Yes. So we started approximately with a fifty-fifty split because we require that a minimum of 50% of patients were heavy transfusion dependent, those with what we call the heavy burden of transfusions. The rest of the patients, some of them had one requirement in the past year, but most of the patients had 2 or 3. And that trigger that was the trigger that 80%. So don't forget that the patients go into this co treatment for a month, and then they lose C3 inhibition.
So they get extravascular monocyt and that trigger a transfusion, and that's what led to that 80%. But we started with 50% of patients with a requirement of 4 or more transfusions.
Got it. Okay. That is helpful. Yes. Thank you.
Thank you, Sean.
Our last question comes from Thiago Fauch from Credit Suisse. Please go ahead.
Hey, guys. Thanks for taking the question.
So I'm just curious when you're talking about dose optimization, did you actually have any dose modifications in the ATL2 arm during the study? And how did that perhaps influence the responses for those patients? And perhaps one for Adam as you have the filing slated for the 2nd year, if you could just briefly talk about your go to market strategy. Any plans for potential partnerships or any color you can provide at this moment? Thank you.

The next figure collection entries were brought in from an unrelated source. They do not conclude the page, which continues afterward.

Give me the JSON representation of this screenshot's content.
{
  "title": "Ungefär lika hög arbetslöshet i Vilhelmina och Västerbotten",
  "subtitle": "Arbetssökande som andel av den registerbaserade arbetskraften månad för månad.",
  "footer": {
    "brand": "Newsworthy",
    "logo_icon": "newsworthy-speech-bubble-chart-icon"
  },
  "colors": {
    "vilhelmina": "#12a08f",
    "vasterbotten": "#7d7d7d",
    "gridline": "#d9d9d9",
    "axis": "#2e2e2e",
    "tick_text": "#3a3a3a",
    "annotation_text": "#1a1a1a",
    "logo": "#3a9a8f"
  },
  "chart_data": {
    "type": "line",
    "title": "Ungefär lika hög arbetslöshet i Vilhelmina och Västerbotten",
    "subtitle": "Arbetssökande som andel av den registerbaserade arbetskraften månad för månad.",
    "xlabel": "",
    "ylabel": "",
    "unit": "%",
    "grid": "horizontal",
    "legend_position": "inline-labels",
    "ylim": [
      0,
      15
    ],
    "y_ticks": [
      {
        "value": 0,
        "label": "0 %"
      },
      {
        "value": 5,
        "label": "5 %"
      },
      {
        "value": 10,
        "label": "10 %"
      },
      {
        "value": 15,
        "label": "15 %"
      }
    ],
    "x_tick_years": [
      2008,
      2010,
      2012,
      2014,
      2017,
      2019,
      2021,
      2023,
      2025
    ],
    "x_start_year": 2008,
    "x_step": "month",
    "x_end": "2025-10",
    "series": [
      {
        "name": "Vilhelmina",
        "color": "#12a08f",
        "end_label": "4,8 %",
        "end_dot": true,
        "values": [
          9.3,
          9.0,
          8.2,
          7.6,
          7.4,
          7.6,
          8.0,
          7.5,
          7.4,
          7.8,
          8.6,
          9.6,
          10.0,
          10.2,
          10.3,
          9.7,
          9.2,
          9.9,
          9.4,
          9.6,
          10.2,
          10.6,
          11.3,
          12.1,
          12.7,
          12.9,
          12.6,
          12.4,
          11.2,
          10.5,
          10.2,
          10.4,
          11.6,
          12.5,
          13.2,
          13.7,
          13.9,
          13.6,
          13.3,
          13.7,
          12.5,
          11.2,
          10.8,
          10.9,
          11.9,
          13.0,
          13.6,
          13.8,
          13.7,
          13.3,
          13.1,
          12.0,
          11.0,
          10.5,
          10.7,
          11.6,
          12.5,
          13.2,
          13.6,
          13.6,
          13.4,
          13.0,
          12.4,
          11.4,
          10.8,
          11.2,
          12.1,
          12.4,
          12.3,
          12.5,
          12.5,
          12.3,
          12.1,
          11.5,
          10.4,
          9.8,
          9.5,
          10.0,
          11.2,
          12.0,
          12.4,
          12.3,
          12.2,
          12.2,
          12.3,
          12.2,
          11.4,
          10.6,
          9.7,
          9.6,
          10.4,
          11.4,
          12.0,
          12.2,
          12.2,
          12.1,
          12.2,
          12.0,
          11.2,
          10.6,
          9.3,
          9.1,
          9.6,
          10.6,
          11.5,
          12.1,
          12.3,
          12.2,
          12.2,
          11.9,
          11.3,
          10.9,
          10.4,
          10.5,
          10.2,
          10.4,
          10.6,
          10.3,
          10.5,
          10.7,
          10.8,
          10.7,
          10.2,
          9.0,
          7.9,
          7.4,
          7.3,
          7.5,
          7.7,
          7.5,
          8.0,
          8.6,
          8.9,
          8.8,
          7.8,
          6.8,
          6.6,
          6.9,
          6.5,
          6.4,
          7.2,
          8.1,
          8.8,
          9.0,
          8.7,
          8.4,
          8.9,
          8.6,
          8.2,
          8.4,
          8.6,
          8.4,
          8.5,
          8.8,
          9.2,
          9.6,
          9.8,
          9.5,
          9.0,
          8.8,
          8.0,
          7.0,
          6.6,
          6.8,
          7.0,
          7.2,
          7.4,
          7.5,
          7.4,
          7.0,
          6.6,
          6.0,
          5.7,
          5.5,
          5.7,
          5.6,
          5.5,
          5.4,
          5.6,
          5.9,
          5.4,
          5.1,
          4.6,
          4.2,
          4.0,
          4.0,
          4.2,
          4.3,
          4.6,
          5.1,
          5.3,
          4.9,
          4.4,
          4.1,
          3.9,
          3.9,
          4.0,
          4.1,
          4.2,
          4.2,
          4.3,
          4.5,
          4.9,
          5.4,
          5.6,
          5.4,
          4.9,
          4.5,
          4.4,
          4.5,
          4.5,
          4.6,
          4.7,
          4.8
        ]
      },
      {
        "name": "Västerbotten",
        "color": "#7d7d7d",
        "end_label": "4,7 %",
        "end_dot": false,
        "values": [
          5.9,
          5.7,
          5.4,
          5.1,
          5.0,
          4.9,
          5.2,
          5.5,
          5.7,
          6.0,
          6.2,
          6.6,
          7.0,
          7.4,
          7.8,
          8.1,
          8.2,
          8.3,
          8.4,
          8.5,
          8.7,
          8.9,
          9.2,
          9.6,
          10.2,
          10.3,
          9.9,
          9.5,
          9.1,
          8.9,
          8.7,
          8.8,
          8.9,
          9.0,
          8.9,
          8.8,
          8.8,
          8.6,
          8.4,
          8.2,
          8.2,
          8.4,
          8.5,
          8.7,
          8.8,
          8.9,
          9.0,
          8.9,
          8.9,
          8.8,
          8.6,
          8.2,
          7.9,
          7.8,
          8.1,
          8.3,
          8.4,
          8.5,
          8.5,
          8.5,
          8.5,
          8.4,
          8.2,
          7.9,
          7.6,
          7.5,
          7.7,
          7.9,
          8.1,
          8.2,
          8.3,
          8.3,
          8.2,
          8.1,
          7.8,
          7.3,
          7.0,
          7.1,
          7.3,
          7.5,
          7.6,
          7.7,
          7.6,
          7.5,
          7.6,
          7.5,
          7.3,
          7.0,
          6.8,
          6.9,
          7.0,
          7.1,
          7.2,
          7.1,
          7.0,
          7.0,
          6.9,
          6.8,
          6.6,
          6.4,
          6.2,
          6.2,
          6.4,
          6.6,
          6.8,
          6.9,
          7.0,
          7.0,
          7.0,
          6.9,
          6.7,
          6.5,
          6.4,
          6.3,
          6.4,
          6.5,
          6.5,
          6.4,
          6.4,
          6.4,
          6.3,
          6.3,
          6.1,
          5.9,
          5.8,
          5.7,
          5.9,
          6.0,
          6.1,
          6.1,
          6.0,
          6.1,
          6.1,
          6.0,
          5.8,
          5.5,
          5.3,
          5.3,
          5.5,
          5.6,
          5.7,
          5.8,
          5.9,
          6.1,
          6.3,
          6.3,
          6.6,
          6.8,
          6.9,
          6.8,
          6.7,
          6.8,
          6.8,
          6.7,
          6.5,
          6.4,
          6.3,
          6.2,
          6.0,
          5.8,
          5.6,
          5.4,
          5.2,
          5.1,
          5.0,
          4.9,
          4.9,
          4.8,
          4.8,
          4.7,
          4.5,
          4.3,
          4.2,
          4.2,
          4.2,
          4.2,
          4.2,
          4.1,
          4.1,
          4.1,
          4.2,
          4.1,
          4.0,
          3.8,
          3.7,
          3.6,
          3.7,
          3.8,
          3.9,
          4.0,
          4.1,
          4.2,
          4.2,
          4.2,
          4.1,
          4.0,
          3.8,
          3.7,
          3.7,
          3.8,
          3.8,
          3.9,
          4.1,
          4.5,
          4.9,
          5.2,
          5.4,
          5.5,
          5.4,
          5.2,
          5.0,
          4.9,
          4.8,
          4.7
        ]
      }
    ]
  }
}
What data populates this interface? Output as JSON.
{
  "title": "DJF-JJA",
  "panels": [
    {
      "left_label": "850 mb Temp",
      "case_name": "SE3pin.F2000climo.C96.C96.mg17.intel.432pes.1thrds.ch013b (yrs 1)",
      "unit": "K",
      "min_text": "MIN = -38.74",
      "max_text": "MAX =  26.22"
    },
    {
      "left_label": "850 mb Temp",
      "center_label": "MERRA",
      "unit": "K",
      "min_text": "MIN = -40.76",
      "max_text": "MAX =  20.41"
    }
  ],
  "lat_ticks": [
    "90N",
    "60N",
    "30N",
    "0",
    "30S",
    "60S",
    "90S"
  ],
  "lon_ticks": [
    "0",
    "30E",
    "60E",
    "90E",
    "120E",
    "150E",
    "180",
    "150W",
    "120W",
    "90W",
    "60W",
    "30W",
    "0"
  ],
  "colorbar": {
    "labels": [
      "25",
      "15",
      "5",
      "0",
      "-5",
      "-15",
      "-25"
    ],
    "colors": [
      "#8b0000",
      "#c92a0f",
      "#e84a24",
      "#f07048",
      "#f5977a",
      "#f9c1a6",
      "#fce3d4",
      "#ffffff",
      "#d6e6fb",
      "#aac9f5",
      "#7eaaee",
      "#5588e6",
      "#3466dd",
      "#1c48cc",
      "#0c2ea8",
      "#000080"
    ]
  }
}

Diego, can you take the first question?
Yes, I'll take the first question. So as Cedric said before, the protocol didn't allow for a lot of room on dose optimization. So we had a single step dose increase that was based on LDH levels, but it was about a 10%, 15% dose increase, and that was not sufficient on some of the patients that had hemolysis. So what we're doing now as the future steps is trying to phenotypes the patients that have hemolysis. And it was answered before by Pete, trying to determine what it is that makes these patients have low, paxetacopan levels in the serum.
So two efforts, one is find the right dose, but also try to phenotype the patients if we can determine a priority what are the patients that will require more dosing before they start pexertagal?
Yes. Thanks for your question. It's Adam. So we've been preparing for the last year building out lean commercial and medical affairs organizations in the U. S.
And ex U. S. We are interacting compliantly with physicians through medical affairs and we're also building great relationships with PNH communities all over the world. It's a great opportunity for us to elevate the standard of care in PNH. We also are very thorough in our homework.
So we're looking at models where if there is a strategic partner that can have meet patients all over the world, we look at discussing those type of opportunities. But we have the capability to meet those needs ourselves. And if we can do it better with a strategic partner, that is something that we should obviously look at. So we're ready for a world and we're ready to really, really meet those needs of the PNH patients around the world. And this data is just a great opportunity to do so.
This concludes our Q and A session. At this time, I'd like to turn the call back over to Doctor. Cedric Francois, CEO, for closing remarks.
Thank you so much, and thank you, everyone, who joined us this morning. In closing, today's news further demonstrated the potential of the exetacoplan to elevate the standard of care for people with PNH. It also validated our targeted C3 approach to developing treatments for serious complement driven diseases. I want to give a special thank you to Pete for joining us. It really means a lot.
We've been working together for such a long time with him and the rest of the P and H community, which is unbelievably patient dedicated. I think that's worth mentioning. Now we look forward to continuing our progress and keeping you updated along the way. Thank you very much, Irina.
Ladies and gentlemen, this concludes today's conference call. Thank you for participating. You may now disconnect.